I watched part of the second half of the YouTube debate last night, and I came away from it feeling quite confused. I wondered if I was the only one who thought the questions were caricatures of Republicans. I mean, really, what else can you make of questions about What Would Jesus Do about capital punishment and "would you put women who got abortions in jail?" All the questions I heard sounded like Democrats asking Republicans about their stupid, weird views. Questions about what you think about the Confederate flag or a Muslim asking how to get the rest of the world to like us again? Really? I thought all the questions sounded like Democrats trying to play gotcha with the candidates. Do you believe every single word in the Bible? Puh-lease. That's political debate?

But I thought maybe it was just me. I only saw the social conservative questions, and that's not really my bag. I prefer the tax and terrorism stuff. I thought the questions were dumb, the cartoon Cheney was offensive, and the whole thing was weird.

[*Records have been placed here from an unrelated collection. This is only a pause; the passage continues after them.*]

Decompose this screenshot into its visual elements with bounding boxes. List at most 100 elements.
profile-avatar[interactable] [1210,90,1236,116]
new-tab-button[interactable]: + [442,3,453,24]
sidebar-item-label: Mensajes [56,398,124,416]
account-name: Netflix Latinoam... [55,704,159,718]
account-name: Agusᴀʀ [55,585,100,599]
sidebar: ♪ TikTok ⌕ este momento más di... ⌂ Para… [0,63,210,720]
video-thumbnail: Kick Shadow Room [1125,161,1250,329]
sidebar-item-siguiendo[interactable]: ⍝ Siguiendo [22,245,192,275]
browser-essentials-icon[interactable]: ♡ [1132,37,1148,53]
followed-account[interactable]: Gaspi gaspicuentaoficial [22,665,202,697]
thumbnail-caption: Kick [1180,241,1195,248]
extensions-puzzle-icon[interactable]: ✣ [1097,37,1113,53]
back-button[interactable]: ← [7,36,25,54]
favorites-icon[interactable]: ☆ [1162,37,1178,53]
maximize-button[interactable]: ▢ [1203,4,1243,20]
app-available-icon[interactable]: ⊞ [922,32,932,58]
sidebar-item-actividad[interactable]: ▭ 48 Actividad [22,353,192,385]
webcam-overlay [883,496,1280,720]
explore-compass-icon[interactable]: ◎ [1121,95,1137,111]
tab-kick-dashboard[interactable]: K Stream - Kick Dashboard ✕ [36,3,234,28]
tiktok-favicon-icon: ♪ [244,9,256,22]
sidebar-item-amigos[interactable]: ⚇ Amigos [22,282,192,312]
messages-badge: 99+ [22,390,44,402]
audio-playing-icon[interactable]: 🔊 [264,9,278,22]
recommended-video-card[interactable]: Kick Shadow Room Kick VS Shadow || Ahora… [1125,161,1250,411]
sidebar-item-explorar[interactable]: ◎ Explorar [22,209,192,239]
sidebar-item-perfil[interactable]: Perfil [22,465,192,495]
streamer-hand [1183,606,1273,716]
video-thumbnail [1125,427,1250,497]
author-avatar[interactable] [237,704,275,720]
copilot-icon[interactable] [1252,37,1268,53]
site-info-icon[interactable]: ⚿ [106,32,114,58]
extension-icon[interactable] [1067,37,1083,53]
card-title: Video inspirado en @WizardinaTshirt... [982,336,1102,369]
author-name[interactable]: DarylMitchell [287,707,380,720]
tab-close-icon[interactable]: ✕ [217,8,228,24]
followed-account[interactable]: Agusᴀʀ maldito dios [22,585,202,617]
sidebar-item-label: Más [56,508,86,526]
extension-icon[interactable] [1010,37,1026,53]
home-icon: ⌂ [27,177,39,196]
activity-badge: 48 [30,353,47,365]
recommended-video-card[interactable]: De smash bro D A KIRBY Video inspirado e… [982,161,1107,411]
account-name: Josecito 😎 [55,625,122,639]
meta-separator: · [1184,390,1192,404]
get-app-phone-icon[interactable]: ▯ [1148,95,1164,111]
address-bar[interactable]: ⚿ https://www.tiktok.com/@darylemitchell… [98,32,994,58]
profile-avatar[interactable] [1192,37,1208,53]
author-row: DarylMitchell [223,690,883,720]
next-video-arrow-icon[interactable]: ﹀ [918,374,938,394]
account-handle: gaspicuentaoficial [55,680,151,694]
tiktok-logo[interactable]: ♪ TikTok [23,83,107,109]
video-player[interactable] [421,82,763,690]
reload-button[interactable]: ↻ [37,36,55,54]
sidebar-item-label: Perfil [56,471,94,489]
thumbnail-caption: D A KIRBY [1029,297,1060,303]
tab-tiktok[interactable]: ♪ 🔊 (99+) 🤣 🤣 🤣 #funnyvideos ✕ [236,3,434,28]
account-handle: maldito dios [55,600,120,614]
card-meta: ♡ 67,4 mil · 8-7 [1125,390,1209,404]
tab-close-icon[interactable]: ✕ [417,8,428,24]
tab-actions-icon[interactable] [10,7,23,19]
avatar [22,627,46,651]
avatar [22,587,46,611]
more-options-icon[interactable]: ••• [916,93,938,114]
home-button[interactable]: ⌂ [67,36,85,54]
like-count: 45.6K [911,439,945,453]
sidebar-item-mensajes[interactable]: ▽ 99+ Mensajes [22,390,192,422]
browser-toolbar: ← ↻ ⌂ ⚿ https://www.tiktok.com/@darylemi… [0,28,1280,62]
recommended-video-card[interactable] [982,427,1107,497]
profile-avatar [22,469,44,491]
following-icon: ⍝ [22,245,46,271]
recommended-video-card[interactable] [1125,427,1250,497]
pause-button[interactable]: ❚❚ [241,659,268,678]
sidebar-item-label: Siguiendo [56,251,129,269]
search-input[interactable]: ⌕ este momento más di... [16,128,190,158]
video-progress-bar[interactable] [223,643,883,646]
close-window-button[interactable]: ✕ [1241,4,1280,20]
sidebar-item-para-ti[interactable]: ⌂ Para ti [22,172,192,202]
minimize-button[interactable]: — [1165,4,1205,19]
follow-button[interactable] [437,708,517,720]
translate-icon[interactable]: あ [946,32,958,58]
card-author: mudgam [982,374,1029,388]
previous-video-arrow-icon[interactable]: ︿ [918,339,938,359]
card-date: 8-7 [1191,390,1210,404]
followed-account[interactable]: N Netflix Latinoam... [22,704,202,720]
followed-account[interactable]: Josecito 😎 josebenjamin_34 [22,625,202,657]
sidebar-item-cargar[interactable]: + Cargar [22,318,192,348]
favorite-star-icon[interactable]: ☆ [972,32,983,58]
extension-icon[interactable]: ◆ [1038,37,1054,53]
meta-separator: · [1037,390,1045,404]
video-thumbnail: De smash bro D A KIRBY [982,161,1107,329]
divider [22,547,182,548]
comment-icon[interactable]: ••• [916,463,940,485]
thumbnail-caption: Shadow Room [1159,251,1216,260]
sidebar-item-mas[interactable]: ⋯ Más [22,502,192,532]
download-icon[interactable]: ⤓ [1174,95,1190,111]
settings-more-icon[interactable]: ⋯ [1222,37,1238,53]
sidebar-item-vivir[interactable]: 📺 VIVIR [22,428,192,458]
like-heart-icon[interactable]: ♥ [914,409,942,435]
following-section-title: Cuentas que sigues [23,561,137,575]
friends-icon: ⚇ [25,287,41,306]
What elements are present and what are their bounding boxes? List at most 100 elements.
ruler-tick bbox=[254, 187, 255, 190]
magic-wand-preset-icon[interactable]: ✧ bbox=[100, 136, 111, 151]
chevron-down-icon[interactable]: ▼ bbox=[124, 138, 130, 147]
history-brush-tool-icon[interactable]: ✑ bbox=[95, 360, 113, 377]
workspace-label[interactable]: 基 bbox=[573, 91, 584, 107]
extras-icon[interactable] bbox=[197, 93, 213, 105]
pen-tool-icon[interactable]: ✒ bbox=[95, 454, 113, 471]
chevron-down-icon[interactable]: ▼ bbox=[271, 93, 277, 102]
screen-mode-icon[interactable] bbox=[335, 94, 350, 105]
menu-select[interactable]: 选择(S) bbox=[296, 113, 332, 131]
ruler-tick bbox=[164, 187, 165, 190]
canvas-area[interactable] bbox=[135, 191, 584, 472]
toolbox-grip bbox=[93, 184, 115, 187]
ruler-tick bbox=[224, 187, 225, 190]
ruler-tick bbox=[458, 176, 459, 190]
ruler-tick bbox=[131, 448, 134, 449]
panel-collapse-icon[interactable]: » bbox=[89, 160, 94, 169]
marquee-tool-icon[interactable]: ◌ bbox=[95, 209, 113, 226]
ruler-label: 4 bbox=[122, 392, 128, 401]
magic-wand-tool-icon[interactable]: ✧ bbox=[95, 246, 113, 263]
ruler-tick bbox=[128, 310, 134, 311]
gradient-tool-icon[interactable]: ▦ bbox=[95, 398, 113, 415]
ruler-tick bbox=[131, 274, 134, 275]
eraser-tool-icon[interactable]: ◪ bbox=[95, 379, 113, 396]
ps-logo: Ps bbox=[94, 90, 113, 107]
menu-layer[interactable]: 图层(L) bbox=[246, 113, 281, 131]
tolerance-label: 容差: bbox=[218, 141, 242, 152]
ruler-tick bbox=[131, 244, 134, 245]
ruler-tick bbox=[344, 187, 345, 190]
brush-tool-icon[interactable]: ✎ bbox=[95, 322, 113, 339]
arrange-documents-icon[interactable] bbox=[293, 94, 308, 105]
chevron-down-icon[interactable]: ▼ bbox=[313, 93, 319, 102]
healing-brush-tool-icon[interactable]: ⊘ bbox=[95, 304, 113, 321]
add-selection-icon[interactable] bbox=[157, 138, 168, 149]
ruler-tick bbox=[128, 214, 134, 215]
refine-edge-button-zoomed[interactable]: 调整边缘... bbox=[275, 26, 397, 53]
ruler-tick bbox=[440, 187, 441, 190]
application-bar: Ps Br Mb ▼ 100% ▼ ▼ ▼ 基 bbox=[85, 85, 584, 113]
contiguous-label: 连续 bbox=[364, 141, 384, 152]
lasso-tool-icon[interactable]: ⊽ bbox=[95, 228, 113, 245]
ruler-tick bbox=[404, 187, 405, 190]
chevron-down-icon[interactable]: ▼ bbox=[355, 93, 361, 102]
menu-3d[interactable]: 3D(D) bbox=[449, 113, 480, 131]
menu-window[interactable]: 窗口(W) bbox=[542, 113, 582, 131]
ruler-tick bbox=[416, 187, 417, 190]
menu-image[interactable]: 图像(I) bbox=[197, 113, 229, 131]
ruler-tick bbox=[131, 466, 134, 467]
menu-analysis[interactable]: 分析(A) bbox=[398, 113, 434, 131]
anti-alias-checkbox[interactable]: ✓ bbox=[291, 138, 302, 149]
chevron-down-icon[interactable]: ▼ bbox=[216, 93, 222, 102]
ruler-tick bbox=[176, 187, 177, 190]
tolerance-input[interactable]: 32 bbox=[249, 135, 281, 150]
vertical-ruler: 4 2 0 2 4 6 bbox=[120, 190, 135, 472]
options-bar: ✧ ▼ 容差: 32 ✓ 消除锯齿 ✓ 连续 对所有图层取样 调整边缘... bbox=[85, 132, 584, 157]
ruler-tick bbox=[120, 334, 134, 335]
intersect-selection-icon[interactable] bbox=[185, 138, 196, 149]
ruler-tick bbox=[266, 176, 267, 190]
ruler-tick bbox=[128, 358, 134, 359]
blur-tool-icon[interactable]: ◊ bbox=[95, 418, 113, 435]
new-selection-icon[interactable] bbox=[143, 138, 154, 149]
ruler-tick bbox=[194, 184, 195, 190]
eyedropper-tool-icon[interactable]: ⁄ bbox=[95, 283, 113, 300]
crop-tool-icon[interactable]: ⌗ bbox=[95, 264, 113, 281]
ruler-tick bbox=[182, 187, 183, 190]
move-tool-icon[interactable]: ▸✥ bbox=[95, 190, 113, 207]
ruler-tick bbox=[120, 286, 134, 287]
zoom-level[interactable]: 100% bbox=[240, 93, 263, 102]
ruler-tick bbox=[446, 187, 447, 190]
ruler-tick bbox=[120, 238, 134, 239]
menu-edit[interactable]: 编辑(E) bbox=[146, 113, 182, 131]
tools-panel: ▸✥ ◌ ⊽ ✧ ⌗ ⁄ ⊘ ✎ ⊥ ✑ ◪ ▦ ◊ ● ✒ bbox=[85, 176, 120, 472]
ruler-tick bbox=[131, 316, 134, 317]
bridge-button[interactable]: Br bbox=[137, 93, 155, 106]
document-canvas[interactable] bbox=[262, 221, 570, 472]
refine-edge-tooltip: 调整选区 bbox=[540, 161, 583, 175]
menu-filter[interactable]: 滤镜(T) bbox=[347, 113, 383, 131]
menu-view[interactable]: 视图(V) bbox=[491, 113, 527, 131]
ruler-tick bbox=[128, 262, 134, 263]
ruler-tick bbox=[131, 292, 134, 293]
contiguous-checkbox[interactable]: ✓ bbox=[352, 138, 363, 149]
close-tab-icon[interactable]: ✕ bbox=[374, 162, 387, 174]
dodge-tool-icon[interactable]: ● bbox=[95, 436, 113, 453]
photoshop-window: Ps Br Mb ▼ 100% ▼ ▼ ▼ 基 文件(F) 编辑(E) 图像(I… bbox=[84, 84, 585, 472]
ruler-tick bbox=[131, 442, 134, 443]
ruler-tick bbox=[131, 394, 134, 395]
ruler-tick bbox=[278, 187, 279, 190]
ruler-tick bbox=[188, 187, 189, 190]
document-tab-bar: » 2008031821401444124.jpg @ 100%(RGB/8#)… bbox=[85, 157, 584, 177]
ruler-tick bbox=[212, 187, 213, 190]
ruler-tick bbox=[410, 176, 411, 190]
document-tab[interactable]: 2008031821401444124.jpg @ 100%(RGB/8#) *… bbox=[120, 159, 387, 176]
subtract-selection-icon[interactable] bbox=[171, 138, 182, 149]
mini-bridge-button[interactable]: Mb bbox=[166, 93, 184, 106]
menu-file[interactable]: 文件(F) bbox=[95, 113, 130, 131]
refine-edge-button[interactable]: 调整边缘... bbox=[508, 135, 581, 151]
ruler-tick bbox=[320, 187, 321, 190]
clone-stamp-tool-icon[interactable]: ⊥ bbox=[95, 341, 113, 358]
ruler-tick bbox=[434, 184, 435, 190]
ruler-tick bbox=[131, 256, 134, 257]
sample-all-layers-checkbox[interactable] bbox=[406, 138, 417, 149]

I turned on the radio on the way home from my knitting class this morning, and I was actually surprised to hear that Rush Limbaugh also thought the questions were stupid. He made an astute point: people submitted their YouTube questions to CNN and CNN picked the ones to use. Since everyone at CNN is a Democrat, of course they picked questions that I think are stupid. They think my views are weird and laughable, so naturally they picked the questions that made the Republicans look kooky.

But seriously, the Confederate flag? That's just plain condescending and offensive towards my worldview.